Robert: Mir sind gerade noch zwei kleine Antworten auf deine Endfrage eingefallen. Wie können wir das eigentlich etablieren, da dran zu bleiben? Das eine ist eine ganz kleine Methode, die ich letztens kennengelernt habe. Six Feet Deep heißt die. Und man kann sich als Team hinsetzen, man hat irgendeine Aktion gemacht oder so und fragt dann, warum haben wir das gemacht? Und das macht man einfach sechs Mal. Und dann kommt man höchstwahrscheinlich bei irgendwelchen Prinzipien oder Menschenrechten oder irgendwas raus. Und kann dann so ein bisschen checken, ob das irgendwie sinnhaft gelaufen ist. Und apropos sinnhaft, was wir auch manchmal machen, auch nicht oft genug wahrscheinlich, aber in der Teamberatung mal einfließen zu lassen, wie sinnhaft wir eigentlich gerade unsere eigene Arbeit empfinden. Alle persönlich im Team tatsächlich und was daran gerade sinnhaft ist und warum. Ich glaube, das können gute Motoren sein, um an Themen wie Adultismus dran zu bleiben.
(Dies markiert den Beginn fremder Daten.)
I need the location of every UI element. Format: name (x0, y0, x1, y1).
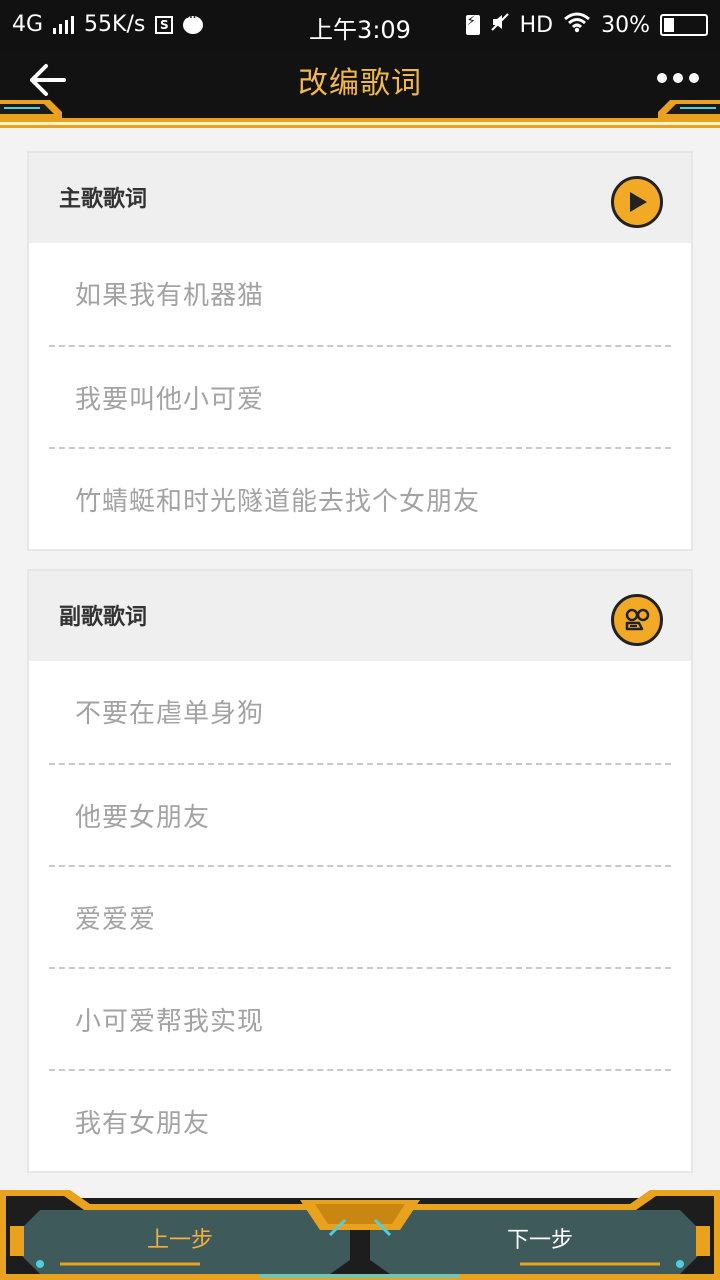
battery-percent: 30% (601, 12, 650, 38)
status-bar: 4G 55K/s S 上午3:09 HD 30% (0, 0, 720, 50)
section-header: 主歌歌词 (29, 153, 691, 243)
prev-step-button[interactable]: 上一步 (50, 1210, 310, 1266)
lyric-line[interactable]: 如果我有机器猫 (49, 243, 671, 345)
footer-nav: 上一步 下一步 (0, 1190, 720, 1280)
section-title: 主歌歌词 (59, 187, 148, 212)
chorus-lyrics-section: 副歌歌词 不要在虐单身狗 他要女朋友 爱爱爱 小可爱帮我实现 我有女朋友 (27, 569, 693, 1173)
battery-saver-icon (465, 14, 480, 35)
lyric-list: 不要在虐单身狗 他要女朋友 爱爱爱 小可爱帮我实现 我有女朋友 (29, 661, 691, 1171)
play-icon (630, 192, 647, 212)
battery-icon (660, 14, 708, 36)
app-header: 改编歌词 (0, 50, 720, 128)
header-decoration (0, 100, 720, 128)
next-step-button[interactable]: 下一步 (410, 1210, 670, 1266)
section-header: 副歌歌词 (29, 571, 691, 661)
lyric-line[interactable]: 他要女朋友 (49, 763, 671, 865)
lyric-list: 如果我有机器猫 我要叫他小可爱 竹蜻蜓和时光隧道能去找个女朋友 (29, 243, 691, 549)
lyric-line[interactable]: 爱爱爱 (49, 865, 671, 967)
more-dots-icon (657, 73, 699, 83)
hd-label: HD (519, 12, 554, 38)
section-title: 副歌歌词 (59, 605, 148, 630)
page-title: 改编歌词 (298, 66, 422, 101)
wifi-icon (563, 11, 591, 39)
lyric-line[interactable]: 我有女朋友 (49, 1069, 671, 1171)
lyric-line[interactable]: 我要叫他小可爱 (49, 345, 671, 447)
voice-record-button[interactable] (611, 594, 663, 646)
status-right: HD 30% (465, 11, 708, 39)
mute-icon (490, 12, 510, 38)
more-button[interactable] (654, 64, 702, 92)
play-button[interactable] (611, 176, 663, 228)
lyric-line[interactable]: 小可爱帮我实现 (49, 967, 671, 1069)
lyric-line[interactable]: 竹蜻蜓和时光隧道能去找个女朋友 (49, 447, 671, 549)
voice-record-icon (625, 608, 650, 631)
verse-lyrics-section: 主歌歌词 如果我有机器猫 我要叫他小可爱 竹蜻蜓和时光隧道能去找个女朋友 (27, 151, 693, 551)
lyric-line[interactable]: 不要在虐单身狗 (49, 661, 671, 763)
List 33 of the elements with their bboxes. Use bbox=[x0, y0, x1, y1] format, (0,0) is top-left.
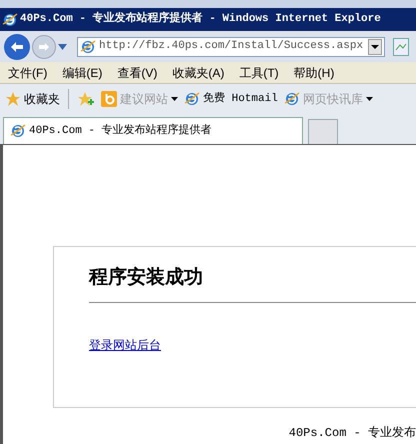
menu-item[interactable]: 帮助(H) bbox=[294, 64, 334, 82]
forward-button[interactable] bbox=[32, 34, 56, 58]
url-text: http://fbz.40ps.com/Install/Success.aspx bbox=[99, 39, 364, 54]
new-tab-button[interactable] bbox=[308, 119, 338, 144]
star-plus-icon[interactable] bbox=[77, 91, 95, 107]
address-field[interactable]: http://fbz.40ps.com/Install/Success.aspx bbox=[77, 36, 385, 56]
menu-item[interactable]: 查看(V) bbox=[117, 64, 158, 82]
favorites-button[interactable]: 收藏夹 bbox=[5, 90, 60, 108]
caret-icon bbox=[366, 97, 373, 101]
window-title: 40Ps.Com - 专业发布站程序提供者 - Windows Internet Explore bbox=[20, 11, 381, 28]
menu-item[interactable]: 编辑(E) bbox=[62, 64, 102, 82]
globe-e-icon bbox=[284, 91, 300, 107]
page-heading: 程序安装成功 bbox=[89, 266, 204, 290]
star-icon bbox=[5, 91, 21, 107]
globe-e-icon bbox=[184, 91, 200, 107]
right-arrow-icon bbox=[38, 42, 50, 52]
favorites-link[interactable]: 免费 Hotmail bbox=[184, 90, 278, 108]
menu-item[interactable]: 文件(F) bbox=[8, 64, 48, 82]
back-button[interactable] bbox=[4, 34, 30, 60]
footer-text: 40Ps.Com - 专业发布 bbox=[288, 425, 416, 442]
login-link[interactable]: 登录网站后台 bbox=[89, 336, 161, 354]
caret-icon[interactable] bbox=[58, 44, 67, 50]
globe-e-icon bbox=[10, 123, 26, 139]
caret-icon bbox=[171, 97, 178, 101]
b-logo-icon bbox=[101, 91, 117, 107]
page-icon[interactable] bbox=[393, 38, 409, 56]
left-arrow-icon bbox=[10, 40, 24, 52]
menu-item[interactable]: 收藏夹(A) bbox=[172, 64, 224, 82]
globe-e-icon bbox=[2, 12, 18, 28]
browser-tab[interactable]: 40Ps.Com - 专业发布站程序提供者 bbox=[3, 117, 303, 144]
dropdown-icon[interactable] bbox=[368, 38, 382, 54]
globe-e-icon bbox=[80, 38, 96, 54]
menu-item[interactable]: 工具(T) bbox=[239, 64, 279, 82]
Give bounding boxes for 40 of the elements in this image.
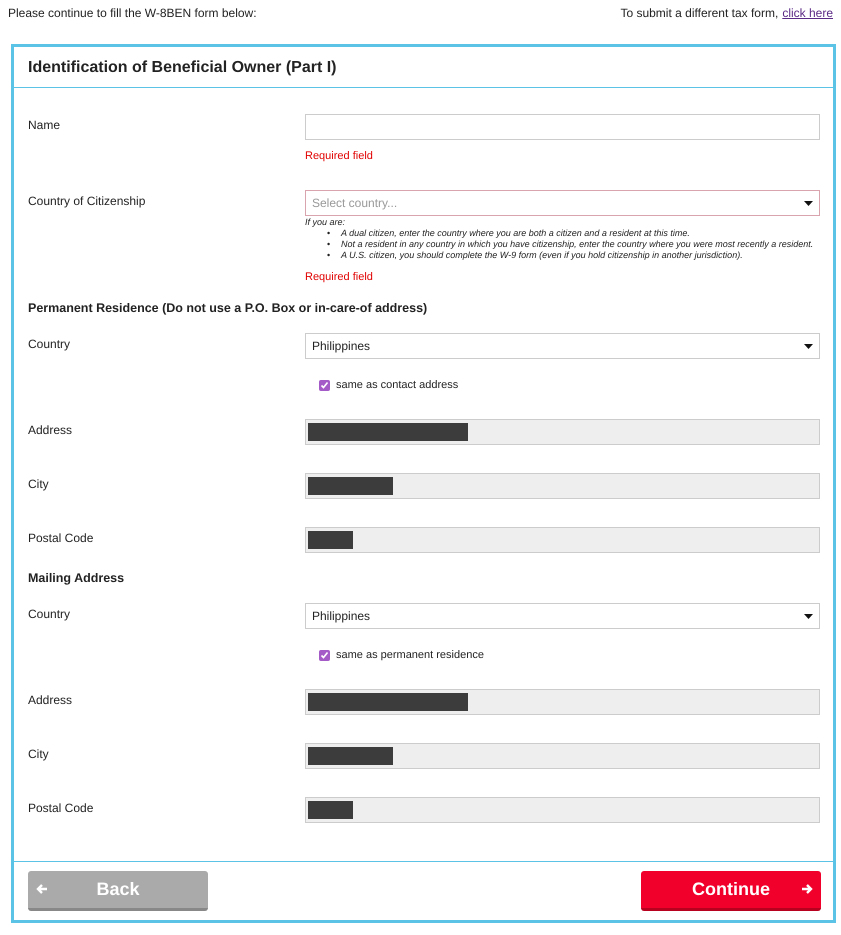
field-label: Country of Citizenship (28, 193, 146, 210)
section-heading: Permanent Residence (Do not use a P.O. Box or in-care-of address) (28, 301, 428, 315)
bullet-marker: • (327, 228, 332, 239)
redaction-block (308, 531, 353, 549)
error-text: Required field (305, 150, 374, 162)
caret-icon (804, 200, 813, 206)
card-title: Identification of Beneficial Owner (Part I) (28, 59, 336, 76)
note-item: Not a resident in any country in which you have citizenship, enter the country where you were most recently a resident. (341, 239, 814, 250)
intro-text: Please continue to fill the W-8BEN form below: (8, 6, 257, 22)
field-label: City (28, 746, 50, 763)
field-label: Address (28, 692, 74, 709)
bullet-marker: • (327, 239, 332, 250)
click-here-link[interactable]: click here (782, 6, 833, 38)
note-item: A U.S. citizen, you should complete the W-9 form (even if you hold citizenship in another jurisdiction). (341, 250, 743, 261)
select-field[interactable]: Philippines (305, 333, 820, 359)
note-intro: If you are: (305, 217, 346, 227)
checkbox-label: same as permanent residence (336, 649, 484, 661)
checkbox[interactable] (319, 650, 330, 660)
caret-icon (804, 344, 813, 348)
field-label: Postal Code (28, 800, 94, 817)
field-label: Name (28, 117, 62, 134)
caret-icon (804, 614, 813, 618)
field-label: Country (28, 606, 72, 623)
checkbox[interactable] (319, 380, 330, 390)
field-label: Postal Code (28, 530, 94, 547)
right-arrow-icon (801, 883, 813, 895)
left-arrow-icon (36, 883, 48, 895)
error-text: Required field (305, 271, 374, 283)
field-label: City (28, 476, 50, 493)
section-heading: Mailing Address (28, 571, 126, 585)
switch-form-text: To submit a different tax form, (620, 6, 778, 22)
bullet-marker: • (327, 250, 332, 261)
field-label: Address (28, 422, 74, 439)
select-field[interactable]: Philippines (305, 603, 820, 629)
input-field[interactable] (305, 114, 820, 140)
note-item: A dual citizen, enter the country where you are both a citizen and a resident at this time. (341, 228, 690, 239)
redaction-block (308, 801, 353, 819)
field-label: Country (28, 336, 72, 353)
checkbox-label: same as contact address (336, 379, 458, 391)
continue-button[interactable]: Continue (641, 871, 821, 911)
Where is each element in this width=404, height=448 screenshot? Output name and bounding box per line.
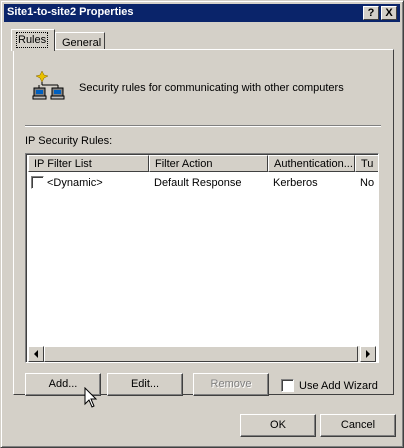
- cancel-button-label: Cancel: [340, 419, 376, 431]
- column-header-label: IP Filter List: [34, 158, 92, 170]
- close-button-label: X: [385, 7, 393, 19]
- ok-button-label: OK: [270, 419, 286, 431]
- cell-filter-action: Default Response: [154, 177, 242, 189]
- ok-button[interactable]: OK: [240, 414, 316, 437]
- ip-security-rules-label: IP Security Rules:: [25, 135, 113, 147]
- window-title: Site1-to-site2 Properties: [7, 6, 134, 18]
- edit-button[interactable]: Edit...: [107, 373, 183, 396]
- column-header-label: Authentication...: [274, 158, 353, 170]
- remove-button-label: Remove: [210, 378, 252, 390]
- column-header-ip-filter-list[interactable]: IP Filter List: [28, 155, 149, 172]
- close-button[interactable]: X: [381, 6, 397, 20]
- use-add-wizard-checkbox[interactable]: [281, 379, 294, 392]
- separator: [25, 125, 381, 127]
- help-button[interactable]: ?: [363, 6, 379, 20]
- tab-rules-label: Rules: [15, 32, 49, 48]
- remove-button[interactable]: Remove: [193, 373, 269, 396]
- tab-rules[interactable]: Rules: [11, 29, 55, 51]
- cell-ip-filter-list: <Dynamic>: [47, 177, 103, 189]
- arrow-left-icon: [34, 350, 38, 358]
- scroll-left-button[interactable]: [28, 346, 44, 362]
- help-button-label: ?: [367, 7, 375, 19]
- scroll-thumb[interactable]: [44, 346, 358, 362]
- cancel-button[interactable]: Cancel: [320, 414, 396, 437]
- edit-button-label: Edit...: [130, 378, 160, 390]
- arrow-right-icon: [366, 350, 370, 358]
- rule-checkbox[interactable]: [31, 176, 44, 189]
- table-row[interactable]: <Dynamic> Default Response Kerberos No: [28, 174, 376, 191]
- column-header-label: Filter Action: [155, 158, 213, 170]
- add-button-label: Add...: [48, 378, 78, 390]
- tab-general-label: General: [62, 37, 102, 49]
- rules-description: Security rules for communicating with ot…: [79, 82, 344, 94]
- column-header-label: Tu: [361, 158, 374, 170]
- column-header-filter-action[interactable]: Filter Action: [149, 155, 268, 172]
- title-bar[interactable]: Site1-to-site2 Properties ? X: [4, 4, 400, 22]
- use-add-wizard-label[interactable]: Use Add Wizard: [299, 380, 378, 392]
- network-computers-icon: [32, 70, 65, 100]
- horizontal-scrollbar[interactable]: [28, 346, 376, 362]
- column-header-tunnel[interactable]: Tu: [355, 155, 378, 172]
- scroll-right-button[interactable]: [360, 346, 376, 362]
- cursor-icon: [84, 387, 98, 408]
- properties-dialog: Site1-to-site2 Properties ? X Rules Gene…: [0, 0, 404, 448]
- cell-tunnel: No: [360, 177, 375, 189]
- tab-general[interactable]: General: [55, 32, 105, 50]
- column-header-authentication[interactable]: Authentication...: [268, 155, 355, 172]
- cell-authentication: Kerberos: [273, 177, 318, 189]
- ip-security-rules-list[interactable]: IP Filter List Filter Action Authenticat…: [25, 153, 379, 363]
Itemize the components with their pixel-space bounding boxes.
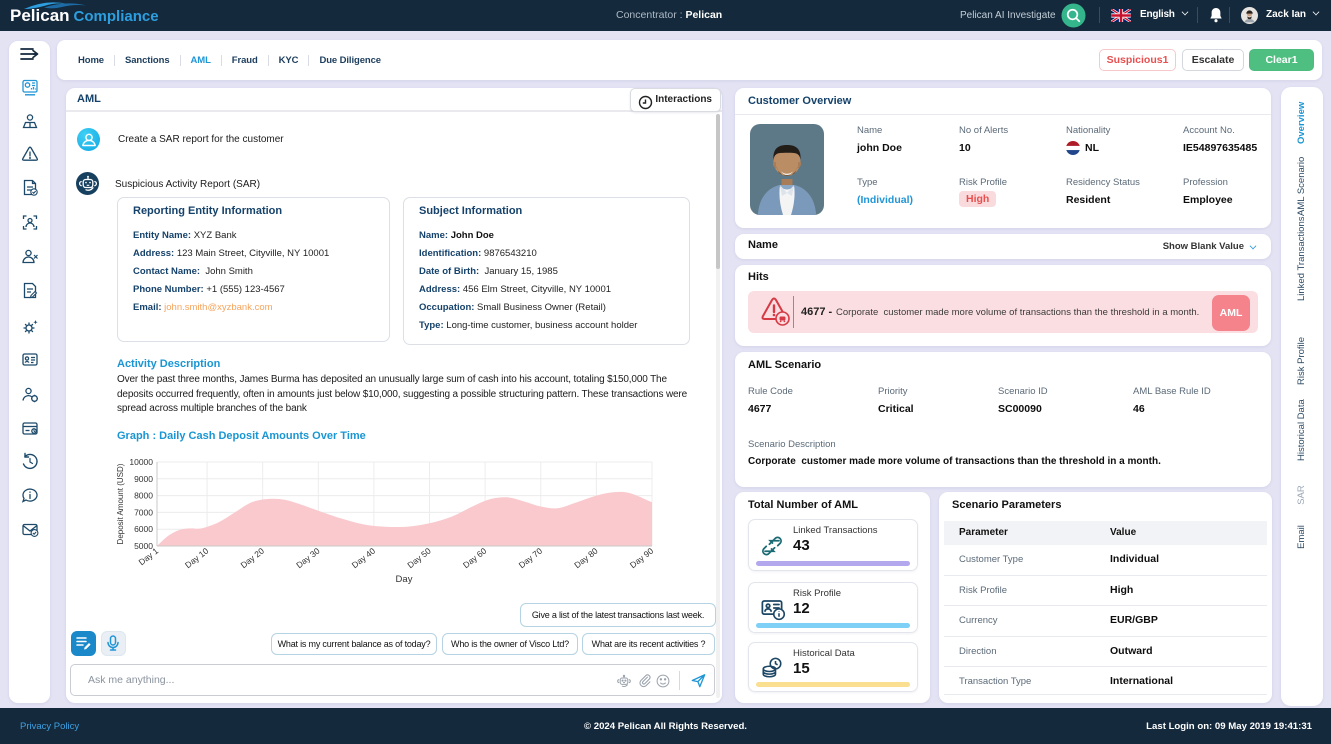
svg-text:Day 60: Day 60 (461, 546, 489, 571)
svg-text:Day 30: Day 30 (294, 546, 322, 571)
svg-text:Day 70: Day 70 (517, 546, 545, 571)
svg-text:7000: 7000 (134, 507, 153, 517)
svg-text:8000: 8000 (134, 491, 153, 501)
svg-text:Day 10: Day 10 (183, 546, 211, 571)
svg-text:9000: 9000 (134, 474, 153, 484)
svg-text:Day 50: Day 50 (405, 546, 433, 571)
svg-text:Day 90: Day 90 (628, 546, 656, 571)
svg-text:Day 80: Day 80 (572, 546, 600, 571)
svg-text:Day 20: Day 20 (239, 546, 267, 571)
svg-text:10000: 10000 (129, 457, 153, 467)
svg-text:Deposit Amount (USD): Deposit Amount (USD) (116, 463, 125, 544)
svg-text:Day: Day (396, 574, 413, 585)
svg-text:6000: 6000 (134, 524, 153, 534)
svg-text:Day 40: Day 40 (350, 546, 378, 571)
Ela: Was wir auch oft machen im Team ist zum Beispiel uns nach Aktionen oder im Verlauf von Prozessen auch zu reflektieren, wie war jetzt zum Beispiel die pädagogische Interaktion, wie ist das, was wir geplant hatten sowohl methodisch als auch inhaltlich bei den jungen Menschen angekommen und haben wir Bezug genommen zu dem was sich junge Menschen gewünscht haben. Und tatsächlich auch die Frage, war das was wir getan haben hilfreich und für wen? Und auch diese Frage danach zu stellen, okay, warte kurz, wer ist denn eigentlich unser Auftraggeber? Was ist eigentlich ganz konkret unser Auftrag und nehmen wir diesen Auftrag an und wenn ja, warum? Oder auch, was wir auch machen, so bei Planungen von Dingen, die jetzt nicht direkt selber von jungen Menschen kommen, trotzdem junge Menschen, es müssen auch gar nicht die jungen Menschen sein, die am Ende teilnehmen, aber junge Menschen zu fragen, okay, pass mal auf, wir haben eine Idee, so und so heranzugehen. Am Ende sind es junge Menschen, die davon das erleben, die das nutzen oder Teil der Veranstaltung sind. Was sagt ihr dazu? Was haltet ihr von unserem Herangehen? Also sozusagen auch die Perspektive, die wir ja nicht mehr einnehmen können oder nur aus einer, ich kann antizipieren aber wie weit geht denn dieses Antizipieren, tatsächlich zu hinterfragen oder erfragen. Ich glaube das geht auch leicht. Oder so im Alltag. Ja, wir müssen jetzt eine Entscheidung treffen. Stell dir vor, was würdest du jetzt sagen, wenn du die Entscheidung treffen müsstest?